On January 20, 1998, the DOE Office of the Deputy Assistant Secretary for Nuclear Material and Facility Stabilization initiated the Nuclear Material Integration (NMI) Project. The goals of the NMI were to inventory and analyze the nuclear materials in the DOE Complex. The scope of this project included not only materials owned by the Office of Environmental Management (EM) but also those owned by other programs and stored in EM facilities. The ultimate goal of this effort was to develop a comprehensive nuclear material management plan for the nation.
Figure 2. A damaged americium-beryllium neutron source recovered from a private company by Los Alamos.
Three material management teams were responsible for the different groups of materials in the DOE Complex: the Transuranic Team, responsible for most transuranic elements; the Uranium/Thorium Team, responsible for most uranium and thorium materials; and the Nonactinide Isotope and Sealed Sources Team, responsible for all radioactive isotopes with an atomic number less than 90, and all sealed sources, irrespective of atomic number. About 250 people from across the country participated in developing data and strategies for the management of all the "excess" nuclear materials within the DOE complex and those that are likely to become DOEšs responsibility in the future. The three teams prepared a total of twelve independent reports (nuclear material management plans) and submitted them to DOE/EM in 1998. Separate materials management plans were prepared for depleted uranium, high-enriched uranium, low-enriched uranium, natural uranium, nonactinide isotopes, 241Am, 237NP and 238Pu, 239Pu, 242Pu, thorium, transuranic heavy elements, and 233U. These reports are presently considered "predecisional draft documents" and are not yet available for general distribution.
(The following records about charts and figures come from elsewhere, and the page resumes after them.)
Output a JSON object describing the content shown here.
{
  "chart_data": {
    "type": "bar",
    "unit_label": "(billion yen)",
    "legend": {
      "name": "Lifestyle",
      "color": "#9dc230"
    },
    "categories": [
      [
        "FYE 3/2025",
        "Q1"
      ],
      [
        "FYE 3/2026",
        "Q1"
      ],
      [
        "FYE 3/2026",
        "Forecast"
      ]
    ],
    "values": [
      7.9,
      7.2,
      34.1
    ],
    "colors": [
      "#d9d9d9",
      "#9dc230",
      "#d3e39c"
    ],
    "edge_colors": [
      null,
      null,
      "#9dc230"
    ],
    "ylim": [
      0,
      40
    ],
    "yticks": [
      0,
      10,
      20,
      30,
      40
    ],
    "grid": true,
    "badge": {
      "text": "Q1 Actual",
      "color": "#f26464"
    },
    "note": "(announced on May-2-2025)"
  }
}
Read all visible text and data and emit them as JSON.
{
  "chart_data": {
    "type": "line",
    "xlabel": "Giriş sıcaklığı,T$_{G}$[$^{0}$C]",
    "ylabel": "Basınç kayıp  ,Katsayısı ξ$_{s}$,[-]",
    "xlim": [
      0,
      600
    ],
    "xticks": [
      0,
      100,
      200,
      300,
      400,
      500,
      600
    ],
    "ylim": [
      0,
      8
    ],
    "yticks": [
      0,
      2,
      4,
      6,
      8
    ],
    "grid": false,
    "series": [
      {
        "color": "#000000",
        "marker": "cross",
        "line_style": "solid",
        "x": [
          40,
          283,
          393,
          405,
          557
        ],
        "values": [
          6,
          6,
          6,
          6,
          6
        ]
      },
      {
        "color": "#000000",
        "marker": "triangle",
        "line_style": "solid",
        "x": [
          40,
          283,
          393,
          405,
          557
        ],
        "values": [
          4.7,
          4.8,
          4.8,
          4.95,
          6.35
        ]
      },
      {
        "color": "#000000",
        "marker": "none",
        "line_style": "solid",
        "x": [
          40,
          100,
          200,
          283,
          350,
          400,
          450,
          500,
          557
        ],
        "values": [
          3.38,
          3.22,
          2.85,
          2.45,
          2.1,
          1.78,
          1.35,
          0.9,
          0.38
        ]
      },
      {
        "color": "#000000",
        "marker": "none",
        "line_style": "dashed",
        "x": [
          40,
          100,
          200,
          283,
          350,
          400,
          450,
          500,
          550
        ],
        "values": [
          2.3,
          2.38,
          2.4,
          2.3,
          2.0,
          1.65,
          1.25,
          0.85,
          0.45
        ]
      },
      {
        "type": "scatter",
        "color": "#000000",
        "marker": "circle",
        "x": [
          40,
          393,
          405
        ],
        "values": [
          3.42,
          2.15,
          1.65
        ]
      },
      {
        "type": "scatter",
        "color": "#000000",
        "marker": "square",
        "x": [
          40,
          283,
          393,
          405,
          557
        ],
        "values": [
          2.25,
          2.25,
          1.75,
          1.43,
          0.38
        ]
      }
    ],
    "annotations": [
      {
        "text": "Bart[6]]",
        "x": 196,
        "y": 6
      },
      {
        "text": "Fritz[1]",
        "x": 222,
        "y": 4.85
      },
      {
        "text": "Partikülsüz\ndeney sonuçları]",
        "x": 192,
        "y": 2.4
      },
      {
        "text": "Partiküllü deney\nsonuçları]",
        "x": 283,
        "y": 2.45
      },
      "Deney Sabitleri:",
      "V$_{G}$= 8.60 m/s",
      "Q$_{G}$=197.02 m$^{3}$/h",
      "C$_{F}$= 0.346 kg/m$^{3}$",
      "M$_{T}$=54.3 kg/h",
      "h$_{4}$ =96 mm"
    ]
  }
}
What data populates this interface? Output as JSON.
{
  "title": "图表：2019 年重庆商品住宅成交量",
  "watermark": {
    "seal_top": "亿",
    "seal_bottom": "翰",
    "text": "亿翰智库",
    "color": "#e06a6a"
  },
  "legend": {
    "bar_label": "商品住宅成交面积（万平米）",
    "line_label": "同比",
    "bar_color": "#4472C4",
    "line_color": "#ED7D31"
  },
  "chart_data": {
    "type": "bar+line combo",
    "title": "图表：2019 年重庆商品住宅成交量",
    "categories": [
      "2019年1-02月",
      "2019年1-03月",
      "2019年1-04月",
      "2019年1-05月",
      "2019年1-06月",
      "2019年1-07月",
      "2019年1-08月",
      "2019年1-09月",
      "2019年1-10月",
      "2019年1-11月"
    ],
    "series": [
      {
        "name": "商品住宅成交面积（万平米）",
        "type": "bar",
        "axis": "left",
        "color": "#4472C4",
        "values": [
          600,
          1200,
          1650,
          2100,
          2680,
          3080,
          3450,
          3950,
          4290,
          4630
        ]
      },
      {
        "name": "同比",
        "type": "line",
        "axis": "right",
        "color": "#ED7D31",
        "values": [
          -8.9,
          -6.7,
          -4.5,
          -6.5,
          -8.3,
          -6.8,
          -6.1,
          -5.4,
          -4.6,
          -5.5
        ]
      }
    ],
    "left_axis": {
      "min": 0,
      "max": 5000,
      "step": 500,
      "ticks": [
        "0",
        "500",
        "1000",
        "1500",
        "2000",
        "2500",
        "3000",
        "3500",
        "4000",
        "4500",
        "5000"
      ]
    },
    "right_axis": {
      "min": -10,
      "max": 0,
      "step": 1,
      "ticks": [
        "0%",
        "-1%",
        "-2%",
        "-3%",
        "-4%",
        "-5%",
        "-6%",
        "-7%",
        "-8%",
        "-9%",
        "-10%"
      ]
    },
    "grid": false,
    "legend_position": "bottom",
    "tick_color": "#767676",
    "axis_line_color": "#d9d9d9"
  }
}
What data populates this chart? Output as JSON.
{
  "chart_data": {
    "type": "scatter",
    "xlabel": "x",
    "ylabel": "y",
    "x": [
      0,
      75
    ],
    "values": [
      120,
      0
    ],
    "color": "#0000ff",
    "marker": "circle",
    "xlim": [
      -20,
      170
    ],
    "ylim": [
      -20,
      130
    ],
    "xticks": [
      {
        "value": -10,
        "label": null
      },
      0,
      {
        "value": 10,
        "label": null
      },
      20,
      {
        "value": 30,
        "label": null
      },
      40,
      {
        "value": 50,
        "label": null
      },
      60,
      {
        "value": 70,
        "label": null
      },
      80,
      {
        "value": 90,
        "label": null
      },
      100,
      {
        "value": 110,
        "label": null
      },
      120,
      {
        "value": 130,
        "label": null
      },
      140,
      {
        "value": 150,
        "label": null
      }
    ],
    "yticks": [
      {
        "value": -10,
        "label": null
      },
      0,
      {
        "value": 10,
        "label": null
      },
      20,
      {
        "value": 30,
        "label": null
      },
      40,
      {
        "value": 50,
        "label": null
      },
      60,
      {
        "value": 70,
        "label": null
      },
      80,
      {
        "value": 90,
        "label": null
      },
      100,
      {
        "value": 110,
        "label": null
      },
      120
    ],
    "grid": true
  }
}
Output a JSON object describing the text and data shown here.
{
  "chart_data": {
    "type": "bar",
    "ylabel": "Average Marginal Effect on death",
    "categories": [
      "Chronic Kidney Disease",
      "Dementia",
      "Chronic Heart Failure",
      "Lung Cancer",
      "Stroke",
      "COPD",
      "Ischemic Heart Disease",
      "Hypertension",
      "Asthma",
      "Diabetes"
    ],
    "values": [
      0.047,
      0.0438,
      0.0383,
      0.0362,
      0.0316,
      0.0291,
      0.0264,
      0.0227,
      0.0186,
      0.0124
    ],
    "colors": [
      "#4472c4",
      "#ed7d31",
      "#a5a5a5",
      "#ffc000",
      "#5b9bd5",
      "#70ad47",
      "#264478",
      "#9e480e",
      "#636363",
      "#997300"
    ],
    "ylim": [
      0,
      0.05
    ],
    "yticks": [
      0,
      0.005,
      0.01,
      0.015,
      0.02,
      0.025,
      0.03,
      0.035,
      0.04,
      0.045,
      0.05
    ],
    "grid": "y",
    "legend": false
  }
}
While many such studies have developed valuable data, heretofore, follow-up actions have been disappointing. Missing in previous follow-up actions is the desire to address the problem as a national or societal issue. Instead it is always addressed as the issue relevant to a particular agency of the government or a subordinate bureaucracy interested only in simplistic solutions. It is this approach that ought to change to achieve the goals of a comprehensive strategy to manage all nuclear materials for the benefit of mankind and to instill public confidence in associated technologies and institutions.
In the best traditions of U.S. science, an objective evaluation of the recommendations made by the NMI teams has been requested by an independent organization, the National Academy of Sciences. DOE/EM is championing the cause for an Academy study to review the 12 reports. However, this study is still waiting because of limited DOE resources. It is to be hoped that the Academy will evaluate the reports, and that their recommendations will include comprehensive management and preservation of nuclear materials, including neutron sources and other "orphans," that are generated by both the defense and civilian sectors. It is also to be hoped that such recommendations will be implemented in a timely manner.
K. K. S. Pillay is the Project Leader for Waste Management, NMT-DO.
The opinions in this editorial are mine; they do not necessarily represent the opinions of Los Alamos National Laboratory, the University of California, the Department of Energy, or the U.S. Government.